Signor Salvioni schreibt.

 

Wer hat doch gesagt, daß es unmöglich sei, unsere Nebenmenschen in großen Freuden oder in großen Schmerzen richtig kennen zu lernen? Irgend jemand hat es gesagt, und ihm entgegne ich, daß es gerade in der Erregung der Leidenschaft, und nur in ihr möglich ist, den Nächsten kennen zu lernen und zu beurteilen. Sieh den Alltagsmenschen an: eine von der Schicklichkeit, der Zurückhaltung, der Gewohnheit geglättete Oberfläche: betrachte ihn durch das Vergrößerungsglas eines Schmerzes, einer Freude, einer Furcht, eines Verdrusses, und sogleich wird, was glatt erschien, uneben. Wohlverstanden, man muß zu sehen wissen, weil ein Brot, durch das Mikroskop gesehen, zum Berge wird, darf ich deshalb nicht urteilen, daß es aufgehört habe, ein Brot zu sein.

Als ich Valens' große Sorge vor Augen hatte, da erkannte ich zum erstenmal, wie durch eine Vergrößerungslinse, das Geheimnis seiner unentschlossenen, nachlässigen und träumerischen Art. Sein Wesen zeigte sich in solcher Uebertreibung, als sei er ganz verwandelt; seine Indolenz, aus der er mit nervöser Plötzlichkeit heraustrat, wurde mir zur Apathie, der ihn zornige Aufwallungen, Anfälle von Zärtlichkeit, von Streitsucht und Halsstarrigkeit entrissen; früher war er zu Neckereien aufgelegt, jetzt oft beißend; nicht mehr bloß eigentümlich, sondern wunderlich; kurz zackig, rauh wie eine Alpe auf der Oberfläche, und doch der Substanz nach dasselbe gute Brot, derselbe treffliche Mensch.

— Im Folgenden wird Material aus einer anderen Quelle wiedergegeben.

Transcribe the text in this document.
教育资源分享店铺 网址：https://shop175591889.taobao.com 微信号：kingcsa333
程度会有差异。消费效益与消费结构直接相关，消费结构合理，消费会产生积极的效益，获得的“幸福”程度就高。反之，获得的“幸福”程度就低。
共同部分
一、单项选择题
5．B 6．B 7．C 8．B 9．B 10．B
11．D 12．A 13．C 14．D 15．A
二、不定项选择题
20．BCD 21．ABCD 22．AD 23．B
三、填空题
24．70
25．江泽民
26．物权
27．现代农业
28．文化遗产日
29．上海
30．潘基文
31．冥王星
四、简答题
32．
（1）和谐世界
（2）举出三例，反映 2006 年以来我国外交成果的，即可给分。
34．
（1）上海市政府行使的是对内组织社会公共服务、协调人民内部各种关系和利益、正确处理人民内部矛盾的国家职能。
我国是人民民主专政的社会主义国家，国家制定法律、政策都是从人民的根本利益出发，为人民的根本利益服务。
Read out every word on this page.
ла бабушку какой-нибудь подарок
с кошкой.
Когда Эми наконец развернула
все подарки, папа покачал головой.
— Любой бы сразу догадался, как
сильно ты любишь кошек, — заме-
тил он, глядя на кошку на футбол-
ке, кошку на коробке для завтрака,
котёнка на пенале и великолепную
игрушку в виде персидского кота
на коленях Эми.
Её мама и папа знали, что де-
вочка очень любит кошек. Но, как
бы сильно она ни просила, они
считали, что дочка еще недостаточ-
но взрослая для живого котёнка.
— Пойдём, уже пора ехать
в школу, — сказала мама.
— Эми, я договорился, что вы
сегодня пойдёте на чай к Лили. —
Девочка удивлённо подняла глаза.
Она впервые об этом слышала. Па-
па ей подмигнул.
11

Sein schwerer Kummer war es, welcher ihn mir so verwandelte; und wenn ich mich jemals freute, ein wenig Philosoph zu sein, so war es in jenen Tagen stummer und grausamer Angst. Jeden Morgen kam er, um mich abzuholen, wollte es aber nicht sagen; und ich that, als sei ich eben im Begriff auszugehen, oder erinnere mich plötzlich eines wichtigen Geschäftes, das mich dazu bestimmte – so konnte ich ihn wenigstens begleiten.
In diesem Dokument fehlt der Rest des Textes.